Она рухнула на сиденье, злая и пристыженная, буркнула мне в затылок:
– Намекаешь, будет хуже?
– Будет, – ответил я с сочувствием, – но передумывать поздно, автомобиль горит, а твоих спутников развлекают гурии даже лучше, чем развлекла бы ты сама. Хотя кто знает твои скрытые возможности…
Она оглянулась с заднего сиденья, там позади громыхнуло, взвился столб огня, торжествующе поднялся жуткими черными клубами столб дыма, похожий на вырвавшегося на свободу злого джинна.
Пламя быстро уменьшилось, но удушливо-черный дым стал гуще и поднялся выше крыш, пугающе грозный и зловещий.
Глава 6
Я быстро крутнул баранку, сворачивая во двор, не стоит встречаться с полицией, пронесся еще через два проходных, а когда выскочили на улицу, услышал, как с облегчением вздохнула Эсфирь.
– Нет у меня скрытых, – буркнула она наконец. – Ты их все знаешь.
– Польщен, – сказал я.
– Чем?
– Что мне сразу все выложила.
– Попробовала бы не выложить!
Что она имеет в виду, я выяснять не стал, автомобиль под моей твердой, надеюсь, рукой занял левую полосу, я погнал с максимальной разрешенной скоростью.
– Похоже, – сказала она, – раньше ты подрабатывал угоном автомобилей?
– Хорошо получается?
– Бесподобно, – согласилась она. – Эти штуки от тебя даже не защищаются.
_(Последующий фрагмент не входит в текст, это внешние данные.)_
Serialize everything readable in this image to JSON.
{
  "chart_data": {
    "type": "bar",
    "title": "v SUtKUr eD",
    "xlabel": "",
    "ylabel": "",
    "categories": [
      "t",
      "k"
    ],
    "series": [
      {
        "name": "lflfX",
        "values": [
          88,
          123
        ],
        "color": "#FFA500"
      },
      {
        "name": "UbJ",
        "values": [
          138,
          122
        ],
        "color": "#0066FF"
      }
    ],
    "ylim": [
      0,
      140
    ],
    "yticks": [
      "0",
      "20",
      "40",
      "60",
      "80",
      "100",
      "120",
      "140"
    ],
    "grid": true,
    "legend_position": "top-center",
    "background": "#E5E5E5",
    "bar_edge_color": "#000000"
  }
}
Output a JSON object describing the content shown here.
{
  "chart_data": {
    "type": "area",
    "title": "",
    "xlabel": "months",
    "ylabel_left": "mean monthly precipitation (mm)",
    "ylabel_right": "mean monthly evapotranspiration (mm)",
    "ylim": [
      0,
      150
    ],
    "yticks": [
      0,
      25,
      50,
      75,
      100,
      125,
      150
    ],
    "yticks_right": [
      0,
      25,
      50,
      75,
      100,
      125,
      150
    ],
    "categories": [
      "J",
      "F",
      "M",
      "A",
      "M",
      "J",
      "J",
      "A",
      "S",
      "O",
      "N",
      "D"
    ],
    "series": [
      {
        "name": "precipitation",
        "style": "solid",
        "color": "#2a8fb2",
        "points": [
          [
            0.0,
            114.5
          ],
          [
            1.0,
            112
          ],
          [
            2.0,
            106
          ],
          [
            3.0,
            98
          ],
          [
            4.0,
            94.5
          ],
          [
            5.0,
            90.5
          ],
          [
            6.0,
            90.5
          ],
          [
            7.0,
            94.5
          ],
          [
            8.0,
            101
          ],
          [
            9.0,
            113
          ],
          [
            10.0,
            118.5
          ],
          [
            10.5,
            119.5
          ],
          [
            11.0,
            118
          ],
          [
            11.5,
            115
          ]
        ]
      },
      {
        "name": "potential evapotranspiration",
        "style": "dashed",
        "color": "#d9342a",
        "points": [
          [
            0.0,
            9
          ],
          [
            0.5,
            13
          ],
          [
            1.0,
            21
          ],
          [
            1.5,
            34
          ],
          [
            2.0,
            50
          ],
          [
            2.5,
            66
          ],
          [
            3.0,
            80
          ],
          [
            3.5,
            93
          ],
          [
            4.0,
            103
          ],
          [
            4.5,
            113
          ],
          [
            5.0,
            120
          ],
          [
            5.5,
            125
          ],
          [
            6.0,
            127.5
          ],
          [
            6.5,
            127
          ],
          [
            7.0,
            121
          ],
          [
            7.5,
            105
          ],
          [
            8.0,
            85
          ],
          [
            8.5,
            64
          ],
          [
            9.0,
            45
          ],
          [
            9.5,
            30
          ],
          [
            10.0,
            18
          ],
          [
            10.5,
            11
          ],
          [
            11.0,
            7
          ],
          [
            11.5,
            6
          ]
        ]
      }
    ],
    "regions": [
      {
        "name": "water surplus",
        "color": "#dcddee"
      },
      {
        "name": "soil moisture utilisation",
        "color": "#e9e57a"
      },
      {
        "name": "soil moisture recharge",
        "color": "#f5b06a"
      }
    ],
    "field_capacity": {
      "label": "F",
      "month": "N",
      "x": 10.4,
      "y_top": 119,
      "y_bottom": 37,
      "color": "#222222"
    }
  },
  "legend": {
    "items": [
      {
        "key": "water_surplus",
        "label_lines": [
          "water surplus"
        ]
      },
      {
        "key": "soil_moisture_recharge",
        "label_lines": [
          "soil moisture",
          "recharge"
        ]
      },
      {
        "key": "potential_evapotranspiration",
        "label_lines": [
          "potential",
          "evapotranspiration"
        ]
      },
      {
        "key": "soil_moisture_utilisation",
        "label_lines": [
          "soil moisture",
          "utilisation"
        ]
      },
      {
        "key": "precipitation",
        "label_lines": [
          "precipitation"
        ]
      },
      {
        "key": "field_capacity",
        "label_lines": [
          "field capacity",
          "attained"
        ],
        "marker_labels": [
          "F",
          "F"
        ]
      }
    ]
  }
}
Жаль, тоже придется бросить.
– Не тот цвет?
– Слишком многие видели, как ты его спер у всех на глазах так нагло, будто в самом деле доктор наук.
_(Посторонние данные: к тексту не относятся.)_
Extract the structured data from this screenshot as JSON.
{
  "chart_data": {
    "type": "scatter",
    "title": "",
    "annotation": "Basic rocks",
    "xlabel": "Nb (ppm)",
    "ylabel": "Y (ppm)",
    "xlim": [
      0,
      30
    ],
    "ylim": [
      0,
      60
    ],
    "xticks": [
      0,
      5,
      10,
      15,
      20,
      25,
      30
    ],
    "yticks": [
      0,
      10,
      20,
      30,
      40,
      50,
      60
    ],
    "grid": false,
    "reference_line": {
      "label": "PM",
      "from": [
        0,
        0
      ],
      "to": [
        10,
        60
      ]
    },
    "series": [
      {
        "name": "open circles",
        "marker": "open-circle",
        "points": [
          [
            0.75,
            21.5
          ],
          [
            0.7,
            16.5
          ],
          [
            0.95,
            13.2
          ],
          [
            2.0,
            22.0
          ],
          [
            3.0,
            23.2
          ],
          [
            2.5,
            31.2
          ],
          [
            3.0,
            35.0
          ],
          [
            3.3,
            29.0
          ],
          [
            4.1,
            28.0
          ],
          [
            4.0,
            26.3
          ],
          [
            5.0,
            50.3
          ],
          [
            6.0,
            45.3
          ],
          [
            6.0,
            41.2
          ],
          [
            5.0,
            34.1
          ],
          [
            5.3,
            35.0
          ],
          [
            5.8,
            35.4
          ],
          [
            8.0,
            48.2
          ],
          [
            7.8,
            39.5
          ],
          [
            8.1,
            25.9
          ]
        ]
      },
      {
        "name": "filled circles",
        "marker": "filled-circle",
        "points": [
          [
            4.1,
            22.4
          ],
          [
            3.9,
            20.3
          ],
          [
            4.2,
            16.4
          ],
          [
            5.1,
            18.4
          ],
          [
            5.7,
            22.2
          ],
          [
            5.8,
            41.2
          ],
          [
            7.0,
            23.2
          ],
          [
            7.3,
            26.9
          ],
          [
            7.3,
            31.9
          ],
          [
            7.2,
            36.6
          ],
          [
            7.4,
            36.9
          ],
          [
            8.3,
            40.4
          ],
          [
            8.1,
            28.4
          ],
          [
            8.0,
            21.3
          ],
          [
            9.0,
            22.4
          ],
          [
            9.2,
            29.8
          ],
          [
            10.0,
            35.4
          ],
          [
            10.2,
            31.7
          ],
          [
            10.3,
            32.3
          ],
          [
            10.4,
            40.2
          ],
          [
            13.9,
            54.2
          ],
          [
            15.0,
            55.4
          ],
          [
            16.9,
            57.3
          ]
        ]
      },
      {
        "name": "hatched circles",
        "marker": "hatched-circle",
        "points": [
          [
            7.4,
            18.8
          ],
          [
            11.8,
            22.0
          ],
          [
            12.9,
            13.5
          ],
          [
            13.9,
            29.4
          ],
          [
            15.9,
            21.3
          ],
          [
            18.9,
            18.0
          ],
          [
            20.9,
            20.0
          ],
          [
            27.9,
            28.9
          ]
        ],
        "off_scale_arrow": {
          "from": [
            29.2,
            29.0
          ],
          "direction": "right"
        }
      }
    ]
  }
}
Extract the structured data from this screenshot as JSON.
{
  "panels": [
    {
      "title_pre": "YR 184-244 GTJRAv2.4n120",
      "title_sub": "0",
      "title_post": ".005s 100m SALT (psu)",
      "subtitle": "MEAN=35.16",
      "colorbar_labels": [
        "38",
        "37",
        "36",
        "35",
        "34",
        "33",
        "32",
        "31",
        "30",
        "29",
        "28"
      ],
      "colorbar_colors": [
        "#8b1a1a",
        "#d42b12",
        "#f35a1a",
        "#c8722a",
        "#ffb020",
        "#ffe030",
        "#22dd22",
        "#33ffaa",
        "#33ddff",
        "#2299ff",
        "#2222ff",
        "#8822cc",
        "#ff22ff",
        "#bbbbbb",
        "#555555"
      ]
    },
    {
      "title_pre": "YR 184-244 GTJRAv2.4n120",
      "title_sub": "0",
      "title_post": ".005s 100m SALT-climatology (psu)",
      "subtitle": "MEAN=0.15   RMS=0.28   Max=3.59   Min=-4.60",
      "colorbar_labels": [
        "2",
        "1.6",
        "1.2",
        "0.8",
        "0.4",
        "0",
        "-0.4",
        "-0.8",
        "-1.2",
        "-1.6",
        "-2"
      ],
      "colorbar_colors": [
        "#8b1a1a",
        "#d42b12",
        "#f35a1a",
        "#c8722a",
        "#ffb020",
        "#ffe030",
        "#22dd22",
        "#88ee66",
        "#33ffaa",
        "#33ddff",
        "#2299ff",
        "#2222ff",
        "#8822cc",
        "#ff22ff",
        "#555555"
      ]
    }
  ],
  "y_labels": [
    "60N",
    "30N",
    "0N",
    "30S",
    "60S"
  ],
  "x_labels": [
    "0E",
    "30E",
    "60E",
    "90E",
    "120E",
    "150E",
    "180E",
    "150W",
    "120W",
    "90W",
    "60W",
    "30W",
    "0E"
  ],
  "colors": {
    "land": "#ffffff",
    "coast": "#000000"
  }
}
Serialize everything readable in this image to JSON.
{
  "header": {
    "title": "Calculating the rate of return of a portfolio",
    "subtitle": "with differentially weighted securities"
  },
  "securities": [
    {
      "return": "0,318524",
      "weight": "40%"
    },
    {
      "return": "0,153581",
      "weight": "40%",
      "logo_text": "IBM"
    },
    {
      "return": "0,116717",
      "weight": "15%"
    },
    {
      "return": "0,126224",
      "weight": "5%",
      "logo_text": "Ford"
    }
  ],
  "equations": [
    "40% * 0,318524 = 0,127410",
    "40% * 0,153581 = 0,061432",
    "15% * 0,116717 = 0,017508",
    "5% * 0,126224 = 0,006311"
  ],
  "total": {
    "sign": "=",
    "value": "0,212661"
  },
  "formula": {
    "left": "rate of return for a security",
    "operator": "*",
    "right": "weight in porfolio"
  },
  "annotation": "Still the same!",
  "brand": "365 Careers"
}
– А нам только выскочить в другой квартал, – сообщил я, – а там зигзугами и кандибобером.
– Пешком?
– А что, – спросил я, – разве планета не стала совсем крохотной?
Она промолчала, а я продолжал наблюдать за Хиггинсом с помощью его же камер наблюдения: нервно расхаживает по кабинету, дважды на ходу в раздражении ударил кулаком по стене, злой и расстроенный, что и понятно, мужчины не любят проигрывать даже в мелочах, а он, хоть и остается строительным магнатом и хозяином провинции с ее нефтяными запасами, все же проиграл в деле перепродажи ядерных зарядов, а это больно бьет по самолюбию.
Ударило бы меньше, будь амбиции поскромнее, но скромный мужчина уже не совсем мужчина, такие выбывают из борьбы на самом первом этапе. Среди бизнесменов уже по дефолту нет ни скромных, ни мягких, само словосочетание «скромный бизнесмен» звучит настолько дико и нелепо, что всякий только иронично хмыкнет.
Продолжая мерить шагами кабинет, он сказал громко:
– Зульфия, ко мне!
Дверь из комнаты секретарши распахнулась с такой скоростью, словно эта куколка прижималась к ней ухом.
Зульфия, высокая и красивая молодая женщина, одетая строго по-европейски, как и в тот вечер, когда по приказу Хиггинса пришла в мою комнату разделить со мной постель, перешагнула порог и остановилась, держа руки почти по швам.